Non ci sono didascalie né descrizioni accanto alle opere esposte al Mast. «Girare tra le sale di una esposizione è come dialogare direttamente con le opere, come seguire un flusso che ci porta verso le cose che ci interessano di più», spiega l’autore, «inserire quei cartellini accanto ad ogni foto sarebbe come parlare con una persona e guardare da un’altra parte».
Thomas Struth fotografa una mappa della realtà, così come ha fatto nei suoi lavori precedenti sugli ambienti urbani, sulle famiglie, sui musei. Una mappa in continuo movimento, destinata ad arricchirsi di dettagli e a prendere strade non immaginate all’inizio del lavoro. «I miei progetti sono materiale vivente», dice lui. Da una parte cambia la Storia, dall’altra il fotografo fa una continua autocritica sulla sua produzione e, quando un progetto dura dieci, venti o trent’anni, c’è un costante ritornare su ciò che è stato scattato, stampato, esposto. «È un privilegio dell’artista poter riprendere in mano ciò che si è fatto», spiega Thomas Struth, «per un certo periodo, sono stato allievo di Christo, e lui mi ha insegnato molto sull’autocritica.

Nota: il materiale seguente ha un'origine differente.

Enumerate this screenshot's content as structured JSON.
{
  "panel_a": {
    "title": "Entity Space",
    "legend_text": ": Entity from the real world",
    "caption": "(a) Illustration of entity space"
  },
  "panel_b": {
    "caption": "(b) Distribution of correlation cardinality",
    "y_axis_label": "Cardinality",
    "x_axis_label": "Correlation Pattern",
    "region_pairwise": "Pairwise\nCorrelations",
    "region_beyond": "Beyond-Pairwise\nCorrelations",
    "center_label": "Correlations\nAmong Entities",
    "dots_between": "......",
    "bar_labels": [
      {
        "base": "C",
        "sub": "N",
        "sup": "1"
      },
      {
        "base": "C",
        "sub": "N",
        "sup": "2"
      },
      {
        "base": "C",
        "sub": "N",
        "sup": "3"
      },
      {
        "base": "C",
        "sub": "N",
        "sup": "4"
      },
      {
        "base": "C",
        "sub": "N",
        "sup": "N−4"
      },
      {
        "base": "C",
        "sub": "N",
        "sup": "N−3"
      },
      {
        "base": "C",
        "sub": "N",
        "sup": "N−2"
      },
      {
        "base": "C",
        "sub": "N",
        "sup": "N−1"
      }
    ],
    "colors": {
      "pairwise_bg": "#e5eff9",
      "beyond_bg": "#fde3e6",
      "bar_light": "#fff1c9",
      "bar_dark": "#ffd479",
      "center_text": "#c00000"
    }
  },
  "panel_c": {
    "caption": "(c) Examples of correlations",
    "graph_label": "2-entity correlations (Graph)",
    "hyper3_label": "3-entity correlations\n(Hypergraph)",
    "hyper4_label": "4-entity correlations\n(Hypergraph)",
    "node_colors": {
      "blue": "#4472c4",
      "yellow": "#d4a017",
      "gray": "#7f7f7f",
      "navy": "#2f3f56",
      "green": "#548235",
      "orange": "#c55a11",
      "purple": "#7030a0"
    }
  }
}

L’ho visto distruggere opere affinché non venissero inserite nel suo catalogo”.
Se dovessimo individuare le regole del mestiere del fotografo tedesco, potremmo elencarne tre, e tutte sono coerenti con la sua formazione nel clima artistico di Düsseldorf: essere organizzati, lavorare molto, avere dubbi su ciò che si è fatto. Insomma, essere consapevoli della responsabilità che ha l’artista nei confronti dello spettatore. «Penso sempre che chiunque osservi una mia opera possa esserne influenzato. Per questo, le immagini che creo sono ricche di dettagli ragionati, mai casuali. Posso tagliare un’immagine in un certo punto perché qualcosa deve stare dentro, mentre qualcos’altro deve stare fuori, non può entrare in quel discorso che sto portando avanti. Il mio è un discorso politico, non c’è dubbio».